Re: [PATCH v2] module: sign with sha512 instead of sha1 by default
From: Thorsten Leemhuis
Date: Sat Jan 04 2025 - 04:43:54 EST
On 20.10.24 00:57, Luis Chamberlain wrote:
> On Wed, Oct 16, 2024 at 04:18:41PM +0200, Thorsten Leemhuis wrote:
>> Switch away from using sha1 for module signing by default and use the
>> more modern sha512 instead, which is what among others Arch, Fedora,
>> RHEL, and Ubuntu are currently using for their kernels.
>>
>> Sha1 has not been considered secure against well-funded opponents since
>> 2005[1]; since 2011 the NIST and other organizations furthermore
>> recommended its replacement[2]. This is why OpenSSL on RHEL9, Fedora
>> Linux 41+[3], and likely some other current and future distributions
>> reject the creation of sha1 signatures, which leads to a build error of
>> allmodconfig configurations:
>>
>> 80A20474797F0000:error:03000098:digital envelope routines:do_sigver_init:invalid digest:crypto/evp/m_sigver.c:342:
>> make[4]: *** [.../certs/Makefile:53: certs/signing_key.pem] Error 1
>> make[4]: *** Deleting file 'certs/signing_key.pem'
>> make[4]: *** Waiting for unfinished jobs....

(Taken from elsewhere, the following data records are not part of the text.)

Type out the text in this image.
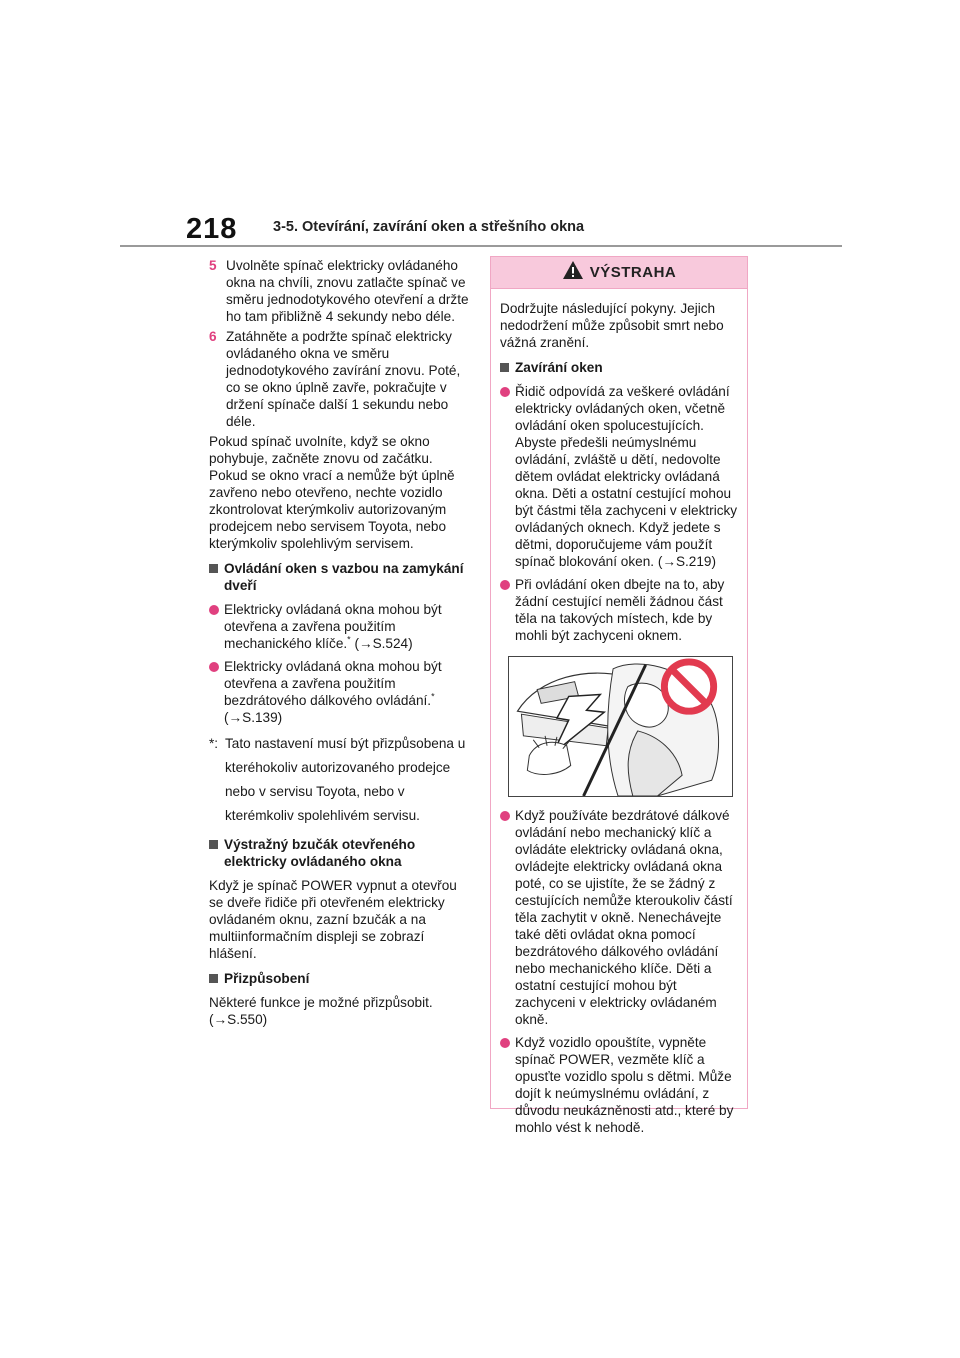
218 3-5. Otevírání, zavírání oken a střešního okna
5 Uvolněte spínač elektricky ovládaného okna na chvíli, znovu zatlačte spínač ve směru jednodotykového otevření a držte ho tam přibližně 4 sekundy nebo déle.
6 Zatáhněte a podržte spínač elektricky ovládaného okna ve směru jednodotykového zavírání znovu. Poté, co se okno úplně zavře, pokračujte v držení spínače další 1 sekundu nebo déle.
Pokud spínač uvolníte, když se okno pohybuje, začněte znovu od začátku. Pokud se okno vrací a nemůže být úplně zavřeno nebo otevřeno, nechte vozidlo zkontrolovat kterýmkoliv autorizovaným prodejcem nebo servisem Toyota, nebo kterýmkoliv spolehlivým servisem.
Ovládání oken s vazbou na zamykání dveří
Elektricky ovládaná okna mohou být otevřena a zavřena použitím mechanického klíče.* (→S.524)
Elektricky ovládaná okna mohou být otevřena a zavřena použitím bezdrátového dálkového ovládání.* (→S.139)
*: Tato nastavení musí být přizpůsobena u kteréhokoliv autorizovaného prodejce nebo v servisu Toyota, nebo v kterémkoliv spolehlivém servisu.
Výstražný bzučák otevřeného elektricky ovládaného okna
Když je spínač POWER vypnut a otevřou se dveře řidiče při otevřeném elektricky ovládaném oknu, zazní bzučák a na multiinformačním displeji se zobrazí hlášení.
Přizpůsobení
Některé funkce je možné přizpůsobit. (→S.550)
VÝSTRAHA
Dodržujte následující pokyny. Jejich nedodržení může způsobit smrt nebo vážná zranění.
Zavírání oken
Řidič odpovídá za veškeré ovládání elektricky ovládaných oken, včetně ovládání oken spolucestujících. Abyste předešli neúmyslnému ovládání, zvláště u dětí, nedovolte dětem ovládat elektricky ovládaná okna. Děti a ostatní cestující mohou být částmi těla zachyceni v elektricky ovládaných oknech. Když jedete s dětmi, doporučujeme vám použít spínač blokování oken. (→S.219)
Při ovládání oken dbejte na to, aby žádní cestující neměli žádnou část těla na takových místech, kde by mohli být zachyceni oknem.
Když používáte bezdrátové dálkové ovládání nebo mechanický klíč a ovládáte elektricky ovládaná okna, ovládejte elektricky ovládaná okna poté, co se ujistíte, že se žádný z cestujících nemůže kteroukoliv částí těla zachytit v okně. Nenechávejte také děti ovládat okna pomocí bezdrátového dálkového ovládání nebo mechanického klíče. Děti a ostatní cestující mohou být zachyceni v elektricky ovládaném okně.
Když vozidlo opouštíte, vypněte spínač POWER, vezměte klíč a opusťte vozidlo spolu s dětmi. Může dojít k neúmyslnému ovládání, z důvodu neukázněnosti atd., které by mohlo vést k nehodě.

>> make[3]: *** [.../scripts/Makefile.build:478: certs] Error 2
>> make[2]: *** [.../Makefile:1936: .] Error 2
>> make[1]: *** [.../Makefile:224: __sub-make] Error 2
>> make[1]: Leaving directory '...'
>> make: *** [Makefile:224: __sub-make] Error 2
>>
>> This change makes allmodconfig work again and sets a default that is
>> more appropriate for current and future users, too.
>>
>> Link: https://www.schneier.com/blog/archives/2005/02/cryptanalysis_o.html [1]
>> Link: https://csrc.nist.gov/projects/hash-functions [2]
>> Link: https://fedoraproject.org/wiki/Changes/OpenSSLDistrustsha1SigVer [3]
>> Signed-off-by: Thorsten Leemhuis <linux@xxxxxxxxxxxxx>
>
> Thanks!
>
> Tested-by: kdevops <kdevops@xxxxxxxxxxxxxxx> [0]
> Links: https://github.com/linux-kdevops/linux-modules-kpd/actions/runs/11420092929/job/31775404330 # [0]
>
> Applied and pushed!
Lo! Just wandering: what happened to that patch? That reply made me
assume that the patch was heading towards mainline, but it seems it's
not even in -next. Were there problems and it was dropped or something?